Currency The currency of Saudi Arabia is Saudi Riyal. The plural form of the word Saudi riyal is rial. The symbol used for this currency is ر.س, abbreviated as SAR. The Saudi Riyal is subdivided into Halala; there are 100 in a riyal.
Credit rating Saudi Arabia's credit rating depth index is 8, which means that the information is mostly sufficient and fairly detailed; Accessibility is not a problem. According to the rating agency S&P, Saudi Arabia has a credit rating of AA- and the prospects for this rating are stable. According to the rating agency Fitch, Saudi Arabia has a credit rating of AA and the prospects for this rating are stable. According to the rating agency Moody's, Saudi Arabia has a credit rating of Aa3 and the prospects for this rating are stable.
Central bank In Saudi Arabia, the institution that manages the state's currency, money supply and interest rates is called the Saudi Arabian Monetary Agency. Locally, the central bank of Saudi Arabia is called مؤسسة النقد العربي السعودي.
National debt Saudi Arabia has a public debt of 12.9% of the country's gross domestic product (GDP) as estimated in 2012.
Tax information Corporate tax in Saudi Arabia is 0%. VAT in Saudi Arabia is 0%.
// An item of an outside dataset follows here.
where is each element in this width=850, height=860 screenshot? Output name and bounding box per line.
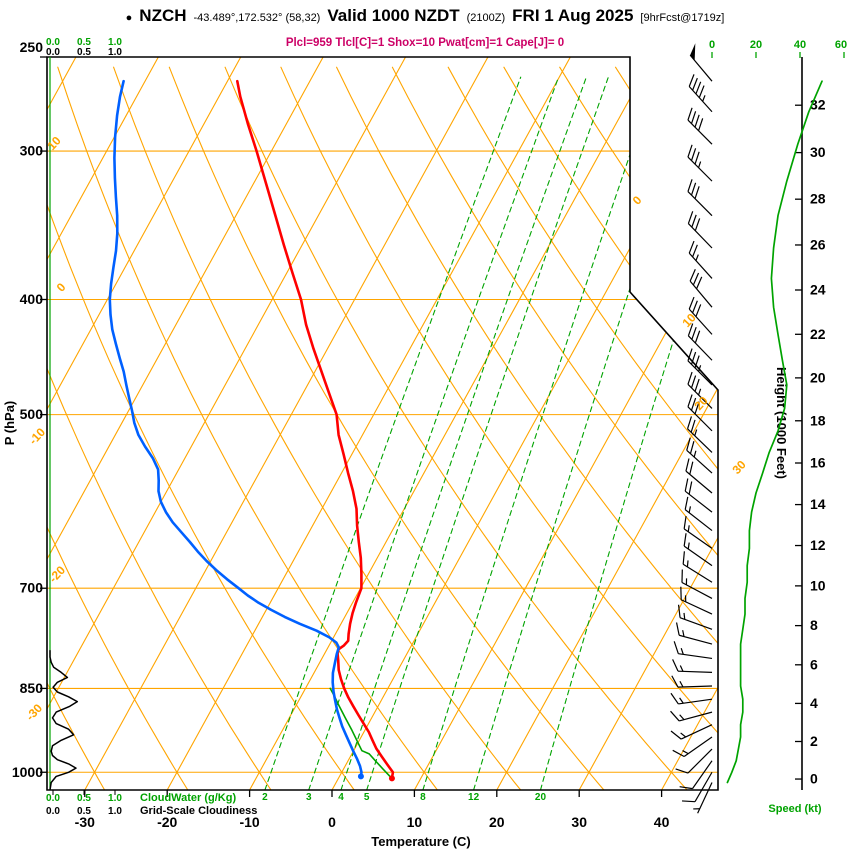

Finances The total Gross Domestic Product (GDP) valued as Purchasing Power Parity (PPP) in Saudi Arabia is US$1609628 billion. The gross domestic product (GDP) per capita in Saudi Arabia, calculated as purchasing power parity (PPP), was last at 48 million US dollars. PPP in Saudi Arabia is considered below average compared to other countries. Below-average PPPs indicate that citizens in this country find it difficult to buy local goods. Local goods can include food, shelter, clothing, healthcare, personal hygiene, essential furnishings, transportation and communications, laundry, and various types of insurance. Countries with below-average purchasing power parities are dangerous locations for investments. The total gross domestic product (GDP) in Saudi Arabia is 748,450 billion.